Eine Marge sollte gut gewählt sein. Den wird sie zu hoch angesetzt, ist das Produkt oder die Dienstleistung am Markt nicht mehr Konkurrenzfähig. Wird die Marge jedoch zu niedrig angesetzt. Könnte sich bei der Erfolgsrechnung herausstellen, dass das Produkt bisher nicht rentabel war und bereits immense Verluste eingefahren hat.

Produkte mit hohen Margen

Hohe Margen lassen sich in ganz unterschiedlichen Bereichen erzielen. Ein klassisches Beispiel sind all jene Produkte, bei denen oftmals das Marketing und die Story rund um das Produkt im Vordergrund stehen. So ist es etwa häufig bei Kaffee der Fall, wo viele Anbieter auf hohe Preise setzen und diese investieren, um durch intensives Marketing den Einkauf auch online zum Erlebnis werden zu lassen.
Ein weiteres Beispiel sind Wohnungen in begehrten Lagen.

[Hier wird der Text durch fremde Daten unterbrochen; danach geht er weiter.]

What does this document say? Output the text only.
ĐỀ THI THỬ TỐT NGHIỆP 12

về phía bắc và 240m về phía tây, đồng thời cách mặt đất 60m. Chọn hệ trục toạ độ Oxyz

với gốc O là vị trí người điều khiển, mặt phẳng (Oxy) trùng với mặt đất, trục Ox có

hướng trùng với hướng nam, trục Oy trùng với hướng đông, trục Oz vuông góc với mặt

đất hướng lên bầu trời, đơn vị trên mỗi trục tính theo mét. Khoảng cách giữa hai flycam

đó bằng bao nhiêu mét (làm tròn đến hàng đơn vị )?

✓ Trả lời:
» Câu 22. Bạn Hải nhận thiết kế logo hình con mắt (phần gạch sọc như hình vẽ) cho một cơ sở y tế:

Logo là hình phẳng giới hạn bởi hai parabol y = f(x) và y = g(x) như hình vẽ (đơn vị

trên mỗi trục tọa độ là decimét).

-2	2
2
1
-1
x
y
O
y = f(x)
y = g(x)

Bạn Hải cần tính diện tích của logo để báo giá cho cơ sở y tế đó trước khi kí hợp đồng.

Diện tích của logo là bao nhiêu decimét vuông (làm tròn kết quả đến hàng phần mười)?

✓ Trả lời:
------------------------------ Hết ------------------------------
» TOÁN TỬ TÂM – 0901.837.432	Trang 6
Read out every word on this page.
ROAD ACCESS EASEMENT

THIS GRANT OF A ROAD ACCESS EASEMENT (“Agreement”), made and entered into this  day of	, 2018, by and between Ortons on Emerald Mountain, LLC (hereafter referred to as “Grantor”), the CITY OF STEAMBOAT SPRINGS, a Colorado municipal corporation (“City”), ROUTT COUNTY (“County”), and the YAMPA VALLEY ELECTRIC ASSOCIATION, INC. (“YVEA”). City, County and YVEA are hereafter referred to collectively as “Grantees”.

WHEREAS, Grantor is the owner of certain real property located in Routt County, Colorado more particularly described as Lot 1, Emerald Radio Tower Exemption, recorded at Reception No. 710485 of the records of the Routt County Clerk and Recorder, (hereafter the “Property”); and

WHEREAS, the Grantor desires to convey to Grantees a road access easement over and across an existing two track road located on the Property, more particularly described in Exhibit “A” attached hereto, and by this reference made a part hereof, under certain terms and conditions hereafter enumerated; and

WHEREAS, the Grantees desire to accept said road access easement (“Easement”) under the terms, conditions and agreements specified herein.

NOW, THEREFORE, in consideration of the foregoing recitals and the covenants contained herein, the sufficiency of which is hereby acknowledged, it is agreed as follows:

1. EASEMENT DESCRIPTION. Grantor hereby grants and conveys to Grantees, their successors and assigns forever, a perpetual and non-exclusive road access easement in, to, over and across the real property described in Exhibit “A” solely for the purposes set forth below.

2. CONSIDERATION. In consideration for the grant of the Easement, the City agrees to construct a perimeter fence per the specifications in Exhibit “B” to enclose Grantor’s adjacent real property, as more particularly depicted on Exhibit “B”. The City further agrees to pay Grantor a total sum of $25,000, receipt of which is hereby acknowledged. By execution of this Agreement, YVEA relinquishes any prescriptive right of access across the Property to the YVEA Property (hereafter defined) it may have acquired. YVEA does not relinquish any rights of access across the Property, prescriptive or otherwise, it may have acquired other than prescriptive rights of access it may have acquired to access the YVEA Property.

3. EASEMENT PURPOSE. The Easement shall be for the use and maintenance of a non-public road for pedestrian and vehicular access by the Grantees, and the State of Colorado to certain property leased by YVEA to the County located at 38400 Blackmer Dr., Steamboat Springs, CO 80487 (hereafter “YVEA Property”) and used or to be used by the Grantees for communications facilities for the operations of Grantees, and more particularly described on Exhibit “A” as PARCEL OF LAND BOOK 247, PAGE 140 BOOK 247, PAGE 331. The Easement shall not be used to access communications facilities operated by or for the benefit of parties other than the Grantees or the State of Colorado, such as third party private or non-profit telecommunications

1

In Zeiten des Immobilien-Booms steigen zwar auch die Baukosten entsprechend der hohen Auslastung der Bau-Unternehmen, doch die erzielten Verkaufspreise sind oft sehr ertragsreich.
Hohe Margen finden sich ebenso in manchen Bereichen der Gastronomie. Geliefertes Essen liegt im Trend und ist oft mit attraktiven Margen versehen, da viele Produkte geringe Einkaufspreise haben und jemand, der online schnell bestellen möchte, nicht exakt auf jeden Euro achtet.

Fazit

Für Unternehmerinnen und Unternehmer sind die Margen wohl mit das Wichtigste um erfolgreich zu sein. Sie entscheiden darüber, wie sehr sich das eigene Tun und Handeln rechnet. Deshalb ist es so wichtig, die eigenen Zahlen genau im Griff zu haben und auch zu wissen, welche Produkte und Dienstleistungen welche Marge erzielen. So können Entscheidungen über das Produktportfolio getroffen werden und es zeigt sich, welche Stärken und Schwächen das Unternehmen hinsichtlich der eignen Ertragskraft hat.